The Chinese premier acknowledged that Chinese and European cultures were very different from one another, but insisted that both were "open and welcoming".

'Greater openness'

"In the new century, China has worked with greater openness to develop cultural exchanges with EU countries," said Mr Wen, citing the Year of France, the Year of Italy and the Year of Spain as recent examples from his homeland, as well as the Europalia year in Belgium.

"China advocates full respect for the traditions and cultures of other countries. We want an open and inclusive approach to different civilisations. We want enduring peace and common prosperity," Mr Wen said.
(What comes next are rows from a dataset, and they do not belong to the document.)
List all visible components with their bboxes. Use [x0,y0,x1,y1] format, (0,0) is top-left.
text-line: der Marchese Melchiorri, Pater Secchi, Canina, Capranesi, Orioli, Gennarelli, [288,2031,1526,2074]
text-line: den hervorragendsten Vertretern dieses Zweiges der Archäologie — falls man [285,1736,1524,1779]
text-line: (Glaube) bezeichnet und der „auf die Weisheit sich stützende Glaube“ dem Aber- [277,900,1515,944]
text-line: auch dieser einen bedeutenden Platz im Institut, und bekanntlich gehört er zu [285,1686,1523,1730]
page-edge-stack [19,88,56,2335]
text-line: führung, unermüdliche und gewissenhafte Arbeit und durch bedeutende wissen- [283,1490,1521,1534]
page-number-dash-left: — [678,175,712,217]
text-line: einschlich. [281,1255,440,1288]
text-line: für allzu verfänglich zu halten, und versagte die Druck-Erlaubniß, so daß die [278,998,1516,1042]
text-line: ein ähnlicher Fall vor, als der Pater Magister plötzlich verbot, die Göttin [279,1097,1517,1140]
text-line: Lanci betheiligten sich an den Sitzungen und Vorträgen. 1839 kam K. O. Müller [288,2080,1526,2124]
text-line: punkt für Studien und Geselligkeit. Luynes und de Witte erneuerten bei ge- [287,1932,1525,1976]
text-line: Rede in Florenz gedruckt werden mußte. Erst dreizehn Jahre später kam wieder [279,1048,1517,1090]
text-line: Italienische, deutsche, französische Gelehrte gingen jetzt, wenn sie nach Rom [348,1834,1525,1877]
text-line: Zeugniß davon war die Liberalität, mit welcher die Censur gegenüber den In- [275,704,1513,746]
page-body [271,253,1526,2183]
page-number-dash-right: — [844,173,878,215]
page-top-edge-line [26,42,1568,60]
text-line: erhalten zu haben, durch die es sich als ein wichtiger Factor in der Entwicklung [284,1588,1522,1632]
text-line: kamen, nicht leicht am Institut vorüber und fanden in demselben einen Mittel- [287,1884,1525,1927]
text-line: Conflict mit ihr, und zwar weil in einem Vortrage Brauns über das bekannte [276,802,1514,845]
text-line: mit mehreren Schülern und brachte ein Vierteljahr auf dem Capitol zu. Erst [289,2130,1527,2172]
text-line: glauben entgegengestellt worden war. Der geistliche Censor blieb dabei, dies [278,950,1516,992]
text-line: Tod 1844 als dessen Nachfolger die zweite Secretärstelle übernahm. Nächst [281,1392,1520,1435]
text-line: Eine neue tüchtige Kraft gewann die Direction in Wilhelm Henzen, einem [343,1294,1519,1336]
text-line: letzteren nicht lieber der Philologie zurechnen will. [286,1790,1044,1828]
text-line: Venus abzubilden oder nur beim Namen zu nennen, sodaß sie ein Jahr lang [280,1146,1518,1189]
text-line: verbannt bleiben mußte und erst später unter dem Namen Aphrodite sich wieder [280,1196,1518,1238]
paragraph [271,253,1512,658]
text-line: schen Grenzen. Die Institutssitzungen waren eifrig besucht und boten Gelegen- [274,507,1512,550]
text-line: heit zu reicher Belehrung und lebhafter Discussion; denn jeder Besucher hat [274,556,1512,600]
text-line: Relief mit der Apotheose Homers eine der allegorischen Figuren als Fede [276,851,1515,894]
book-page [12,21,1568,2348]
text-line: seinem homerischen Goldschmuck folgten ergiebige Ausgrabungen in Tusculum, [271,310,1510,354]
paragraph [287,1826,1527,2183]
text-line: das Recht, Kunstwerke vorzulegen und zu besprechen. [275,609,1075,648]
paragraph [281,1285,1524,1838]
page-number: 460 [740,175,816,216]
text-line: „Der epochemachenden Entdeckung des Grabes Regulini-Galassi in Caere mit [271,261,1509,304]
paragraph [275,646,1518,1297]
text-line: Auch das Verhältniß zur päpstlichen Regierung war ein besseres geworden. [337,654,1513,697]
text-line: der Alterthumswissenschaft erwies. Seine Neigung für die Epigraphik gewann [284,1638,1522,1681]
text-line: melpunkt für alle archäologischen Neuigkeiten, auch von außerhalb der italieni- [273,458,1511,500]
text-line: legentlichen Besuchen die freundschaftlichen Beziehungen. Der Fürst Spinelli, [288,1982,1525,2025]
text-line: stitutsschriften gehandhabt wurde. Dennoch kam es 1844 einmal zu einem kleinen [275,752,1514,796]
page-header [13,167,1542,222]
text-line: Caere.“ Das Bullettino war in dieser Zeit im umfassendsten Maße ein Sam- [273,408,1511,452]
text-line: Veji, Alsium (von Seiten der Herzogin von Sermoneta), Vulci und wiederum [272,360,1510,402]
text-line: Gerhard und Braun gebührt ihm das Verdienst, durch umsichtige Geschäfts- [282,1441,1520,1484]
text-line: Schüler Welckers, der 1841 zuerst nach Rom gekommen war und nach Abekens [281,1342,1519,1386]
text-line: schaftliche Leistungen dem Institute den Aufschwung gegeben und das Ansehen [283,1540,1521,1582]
"We need to encourage exchanges between our cultural industries, and we need to mobilise young people to ensure that EU-China cultural relations develop even further in the future," the Chinese premier added.  

Cultural industries are responsible for 2.6% of the EU’s GDP: more than the food and tobacco industries put together.

Echoing his prime minister, Chinese culture minister Mr Cai said "we are well aware that the rise of a country requires cultural as well as economic development".

This forum is not the first time that the EU and China have tried to improve cultural exchange.

Last year, the first EU-China Cultural Industries Forum gathered officials from the Chinese government and the European Commission and experts from Europe and China's cultural industries in the Chinese city of Shenzhen (15-18 May 2009; see EurActiv 19/05/09). 

Barroso expressed hope that this week's high-level cultural forum would become an annual event, hosted alternately in Europe and China.